For some model of ZFC, $M$, we will let $Z_M(H)$ be the following 1-type over $M$:
- "$H$ is a finite set."
- "$S \in H$" for all $S \in M$
Then for some model $M'$ of ZFC with a distinguished element $H$, we say that $B(M')$ if $M'$ realizes $Z_M(H)$ over some elementary submodel $M$. The language of $M'$ is $(\in, H)$.
Is if there is theory $T$ in the language $(\in, H)$ such that $\forall M'. B(M') \iff M' \models T$ (assuming ZFC is consistent)?
So, if $T$ exists, it will equal the set of statements that are true in each $M'$. My question then just reduces to (the negation of) if there is some model that that models this set of statements but does not satisfy $B$.

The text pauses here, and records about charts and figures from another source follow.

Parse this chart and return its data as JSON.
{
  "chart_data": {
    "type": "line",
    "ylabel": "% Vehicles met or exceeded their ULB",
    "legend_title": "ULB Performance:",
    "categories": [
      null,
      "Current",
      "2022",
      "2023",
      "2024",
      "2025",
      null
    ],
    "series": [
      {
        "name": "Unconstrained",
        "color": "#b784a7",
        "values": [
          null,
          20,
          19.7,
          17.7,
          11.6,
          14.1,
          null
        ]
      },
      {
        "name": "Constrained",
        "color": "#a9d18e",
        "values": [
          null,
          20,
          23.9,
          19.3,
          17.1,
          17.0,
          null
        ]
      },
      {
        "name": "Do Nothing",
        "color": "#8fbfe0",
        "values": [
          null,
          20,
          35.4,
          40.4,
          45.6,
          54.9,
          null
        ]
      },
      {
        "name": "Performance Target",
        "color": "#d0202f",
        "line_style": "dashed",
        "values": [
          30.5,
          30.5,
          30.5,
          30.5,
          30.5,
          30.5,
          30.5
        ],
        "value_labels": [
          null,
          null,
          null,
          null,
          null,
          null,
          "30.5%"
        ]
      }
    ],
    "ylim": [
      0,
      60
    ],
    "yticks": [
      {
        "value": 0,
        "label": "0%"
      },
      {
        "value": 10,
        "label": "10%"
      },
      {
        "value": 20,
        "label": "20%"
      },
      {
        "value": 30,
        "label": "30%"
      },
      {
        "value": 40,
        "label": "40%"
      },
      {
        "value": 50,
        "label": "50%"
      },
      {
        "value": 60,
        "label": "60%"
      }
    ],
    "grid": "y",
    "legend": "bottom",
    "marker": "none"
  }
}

If $T$ exists, we know a couple of things it proves:
- $T \vdash ZFC$
- $T$ proves $H$ is a finite set.
- If ZFC proves that some formula defines a set, then $T$ proves that set is in $H$.
Best Answer
Belatedly, it occurs to me that this actually has a simple negative answer. Incidentally, I'll say "$N$ is subfinitizing" in place of the OP's "$B(N)$."

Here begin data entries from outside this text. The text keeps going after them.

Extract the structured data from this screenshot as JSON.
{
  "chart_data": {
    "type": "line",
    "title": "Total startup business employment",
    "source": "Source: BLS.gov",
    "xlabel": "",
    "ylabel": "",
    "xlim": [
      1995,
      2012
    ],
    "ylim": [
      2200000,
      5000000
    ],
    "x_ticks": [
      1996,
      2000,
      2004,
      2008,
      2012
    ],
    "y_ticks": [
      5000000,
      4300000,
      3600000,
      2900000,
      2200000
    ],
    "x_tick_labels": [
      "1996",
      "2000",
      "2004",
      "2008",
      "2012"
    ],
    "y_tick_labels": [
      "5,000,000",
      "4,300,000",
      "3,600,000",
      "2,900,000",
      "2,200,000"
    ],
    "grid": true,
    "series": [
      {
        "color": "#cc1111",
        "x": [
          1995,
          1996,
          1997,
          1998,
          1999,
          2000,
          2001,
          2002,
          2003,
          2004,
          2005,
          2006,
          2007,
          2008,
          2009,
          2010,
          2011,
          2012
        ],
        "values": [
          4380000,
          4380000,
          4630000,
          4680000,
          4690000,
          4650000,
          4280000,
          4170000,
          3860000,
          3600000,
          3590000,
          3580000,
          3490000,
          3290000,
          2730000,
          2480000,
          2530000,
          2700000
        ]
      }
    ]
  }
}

First, motivated by the lengthy comment thread above let me give a detailed explanation of why the phenomenon in the OP does happen. For $M\preccurlyeq N$ models of $\mathsf{ZFC}$, say that $N$ subfinitizes $M$ iff there is some $a\in N$ such that $N\models$ "$a$ is finite" and for each $m\in M$ we have $N\models m\in a$. The OP's property "$B(N)$" corresponds to "$N$ subfinitizes an elementary substructure of itself;" this motivates my alternate terminology "subfinitizing" above.
Let $M$ be any model of $\mathsf{ZFC}$. The following partial $1$-type in the variable $x$ is finitely consistent: $$\{x\mbox{ is finite}\}\cup\{m\in x: m\in M\},$$ and so there is an elementary extension $M'\succcurlyeq M$ in which this type is realized by some element $a$. Stealing a term from constructive logic, every model of $\mathsf{ZFC}$ is subfinite in some elementary extension. On the other hand, if $N$ subfinitizes $M$ then $\omega^N$ must contain an element $N$ thinks is greater than every element of $\omega^M$ (this is essentially the source of the confusion in the comment thread). In particular, this means that no $\omega$-model of $\mathsf{ZFC}$ can be subfinitizing.

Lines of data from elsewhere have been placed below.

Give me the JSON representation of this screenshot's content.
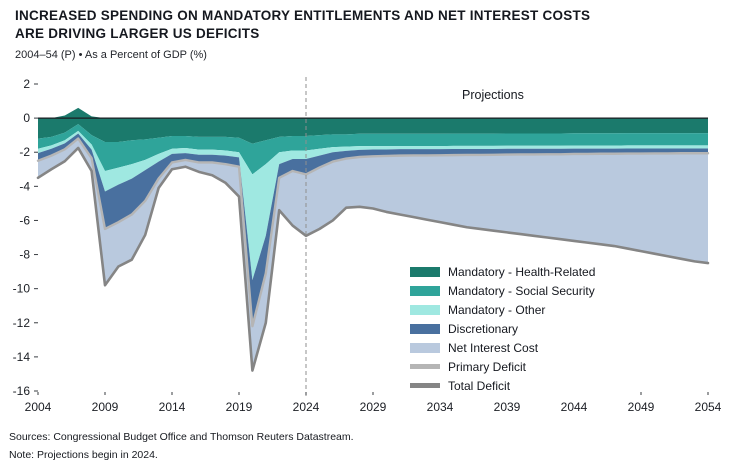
{
  "chart_data": {
    "type": "area",
    "description": "Stacked area chart of deficit components (stacked downward from zero) with overlay lines for primary and total deficit",
    "title_line1": "INCREASED SPENDING ON MANDATORY ENTITLEMENTS AND NET INTEREST COSTS",
    "title_line2": "ARE DRIVING LARGER US DEFICITS",
    "subtitle": "2004–54 (P) • As a Percent of GDP (%)",
    "annotation": "Projections",
    "projections_start_year": 2024,
    "xlim": [
      2004,
      2054
    ],
    "ylim": [
      -16,
      2
    ],
    "x_ticks": [
      2004,
      2009,
      2014,
      2019,
      2024,
      2029,
      2034,
      2039,
      2044,
      2049,
      2054
    ],
    "y_ticks": [
      2,
      0,
      -2,
      -4,
      -6,
      -8,
      -10,
      -12,
      -14,
      -16
    ],
    "grid": "none (zero axis line only)",
    "legend_position": "inside lower right",
    "zero_line_color": "#1a1d22",
    "dashed_line_color": "#8f8f8f",
    "years": [
      2004,
      2005,
      2006,
      2007,
      2008,
      2009,
      2010,
      2011,
      2012,
      2013,
      2014,
      2015,
      2016,
      2017,
      2018,
      2019,
      2020,
      2021,
      2022,
      2023,
      2024,
      2025,
      2026,
      2027,
      2028,
      2029,
      2030,
      2031,
      2032,
      2033,
      2034,
      2035,
      2036,
      2037,
      2038,
      2039,
      2040,
      2041,
      2042,
      2043,
      2044,
      2045,
      2046,
      2047,
      2048,
      2049,
      2050,
      2051,
      2052,
      2053,
      2054
    ],
    "top_offset": [
      0,
      0,
      0.15,
      0.6,
      0.1,
      0,
      0,
      0,
      0,
      0,
      0,
      0,
      0,
      0,
      0,
      0,
      0,
      0,
      0,
      0,
      0,
      0,
      0,
      0,
      0,
      0,
      0,
      0,
      0,
      0,
      0,
      0,
      0,
      0,
      0,
      0,
      0,
      0,
      0,
      0,
      0,
      0,
      0,
      0,
      0,
      0,
      0,
      0,
      0,
      0,
      0
    ],
    "series": [
      {
        "name": "Mandatory - Health-Related",
        "color": "#1b7a6c",
        "values": [
          1.2,
          1.1,
          1.0,
          0.95,
          1.1,
          1.4,
          1.4,
          1.3,
          1.25,
          1.15,
          1.05,
          1.05,
          1.1,
          1.1,
          1.1,
          1.15,
          1.5,
          1.3,
          1.1,
          1.05,
          1.05,
          1.0,
          0.95,
          0.95,
          0.92,
          0.92,
          0.92,
          0.92,
          0.92,
          0.92,
          0.92,
          0.91,
          0.91,
          0.91,
          0.91,
          0.9,
          0.9,
          0.9,
          0.9,
          0.9,
          0.89,
          0.89,
          0.89,
          0.89,
          0.88,
          0.88,
          0.88,
          0.88,
          0.88,
          0.88,
          0.88
        ]
      },
      {
        "name": "Mandatory - Social Security",
        "color": "#2fa49a",
        "values": [
          0.6,
          0.5,
          0.45,
          0.4,
          0.55,
          1.7,
          1.5,
          1.4,
          1.2,
          0.95,
          0.75,
          0.7,
          0.75,
          0.75,
          0.8,
          0.85,
          1.8,
          1.4,
          0.9,
          0.85,
          0.85,
          0.8,
          0.75,
          0.72,
          0.72,
          0.72,
          0.72,
          0.72,
          0.72,
          0.72,
          0.72,
          0.72,
          0.72,
          0.72,
          0.72,
          0.72,
          0.72,
          0.72,
          0.72,
          0.72,
          0.72,
          0.72,
          0.72,
          0.72,
          0.72,
          0.72,
          0.72,
          0.72,
          0.72,
          0.72,
          0.72
        ]
      },
      {
        "name": "Mandatory - Other",
        "color": "#9fe8e1",
        "values": [
          0.25,
          0.2,
          0.18,
          0.15,
          0.3,
          1.2,
          1.0,
          0.85,
          0.6,
          0.45,
          0.3,
          0.3,
          0.3,
          0.3,
          0.3,
          0.3,
          6.2,
          4.2,
          0.7,
          0.5,
          0.5,
          0.4,
          0.3,
          0.25,
          0.22,
          0.2,
          0.2,
          0.18,
          0.18,
          0.18,
          0.18,
          0.18,
          0.18,
          0.18,
          0.18,
          0.18,
          0.18,
          0.18,
          0.18,
          0.18,
          0.18,
          0.18,
          0.18,
          0.18,
          0.18,
          0.18,
          0.18,
          0.18,
          0.18,
          0.18,
          0.18
        ]
      },
      {
        "name": "Discretionary",
        "color": "#49709f",
        "values": [
          0.45,
          0.4,
          0.35,
          0.3,
          0.5,
          2.2,
          2.2,
          2.1,
          1.8,
          1.0,
          0.5,
          0.4,
          0.45,
          0.45,
          0.5,
          0.55,
          2.7,
          2.2,
          0.8,
          0.7,
          0.9,
          0.7,
          0.55,
          0.45,
          0.42,
          0.4,
          0.38,
          0.38,
          0.37,
          0.37,
          0.36,
          0.36,
          0.35,
          0.35,
          0.34,
          0.34,
          0.33,
          0.33,
          0.32,
          0.32,
          0.31,
          0.31,
          0.3,
          0.3,
          0.3,
          0.3,
          0.29,
          0.29,
          0.28,
          0.28,
          0.28
        ]
      },
      {
        "name": "Net Interest Cost",
        "color": "#b9c9de",
        "values": [
          1.0,
          0.8,
          0.7,
          0.55,
          0.75,
          3.3,
          2.6,
          2.65,
          2.0,
          0.55,
          0.4,
          0.4,
          0.55,
          0.75,
          1.1,
          1.75,
          2.6,
          2.9,
          1.9,
          3.2,
          3.6,
          3.6,
          3.45,
          2.88,
          2.92,
          3.06,
          3.28,
          3.45,
          3.61,
          3.76,
          3.92,
          4.08,
          4.24,
          4.34,
          4.45,
          4.56,
          4.67,
          4.77,
          4.88,
          4.98,
          5.1,
          5.2,
          5.31,
          5.41,
          5.57,
          5.72,
          5.88,
          6.03,
          6.19,
          6.34,
          6.44
        ]
      }
    ],
    "lines": [
      {
        "name": "Primary Deficit",
        "color": "#b5b5b5",
        "width": 2.4,
        "values": [
          -2.5,
          -2.2,
          -1.83,
          -1.2,
          -2.35,
          -6.5,
          -6.1,
          -5.65,
          -4.85,
          -3.55,
          -2.6,
          -2.45,
          -2.6,
          -2.6,
          -2.7,
          -2.85,
          -12.2,
          -9.1,
          -3.5,
          -3.1,
          -3.3,
          -2.9,
          -2.55,
          -2.37,
          -2.28,
          -2.24,
          -2.22,
          -2.2,
          -2.19,
          -2.19,
          -2.18,
          -2.17,
          -2.16,
          -2.16,
          -2.15,
          -2.14,
          -2.13,
          -2.13,
          -2.12,
          -2.12,
          -2.1,
          -2.1,
          -2.09,
          -2.09,
          -2.08,
          -2.08,
          -2.07,
          -2.07,
          -2.06,
          -2.06,
          -2.06
        ]
      },
      {
        "name": "Total Deficit",
        "color": "#858585",
        "width": 2.6,
        "values": [
          -3.5,
          -3.0,
          -2.53,
          -1.75,
          -3.1,
          -9.8,
          -8.7,
          -8.3,
          -6.85,
          -4.1,
          -3.0,
          -2.85,
          -3.15,
          -3.35,
          -3.8,
          -4.6,
          -14.8,
          -12.0,
          -5.4,
          -6.3,
          -6.9,
          -6.5,
          -6.0,
          -5.25,
          -5.2,
          -5.3,
          -5.5,
          -5.65,
          -5.8,
          -5.95,
          -6.1,
          -6.25,
          -6.4,
          -6.5,
          -6.6,
          -6.7,
          -6.8,
          -6.9,
          -7.0,
          -7.1,
          -7.2,
          -7.3,
          -7.4,
          -7.5,
          -7.65,
          -7.8,
          -7.95,
          -8.1,
          -8.25,
          -8.4,
          -8.5
        ]
      }
    ]
  },
  "footer": {
    "sources": "Sources: Congressional Budget Office and Thomson Reuters Datastream.",
    "note": "Note: Projections begin in 2024."
  }
}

Now on to the answer. First, let's consider the case of a theory in the language $\{\in\}$. If $N\models\mathsf{ZFC}$ is countably saturated, then it is subfinitizing. This means that every model of $\mathsf{ZFC}$ is elementarily equivalent to a subfinitizing model, and so the existence of non-subfinitizing models (e.g. $\omega$-models) gives a negative answer to your question.
(Why is every countably saturated model subfinitizing? Well, suppose $N$ is countably saturated. By downward Lowenheim-Skolem it has a countable elementary submodel $M\preccurlyeq N$. By countable saturation, every type over $M$ is realized in $N$ ... including the type you're asking about.)
OK, now what about the richer language? Well, that doesn't change anything: adding a constant symbol doesn't really affect saturation.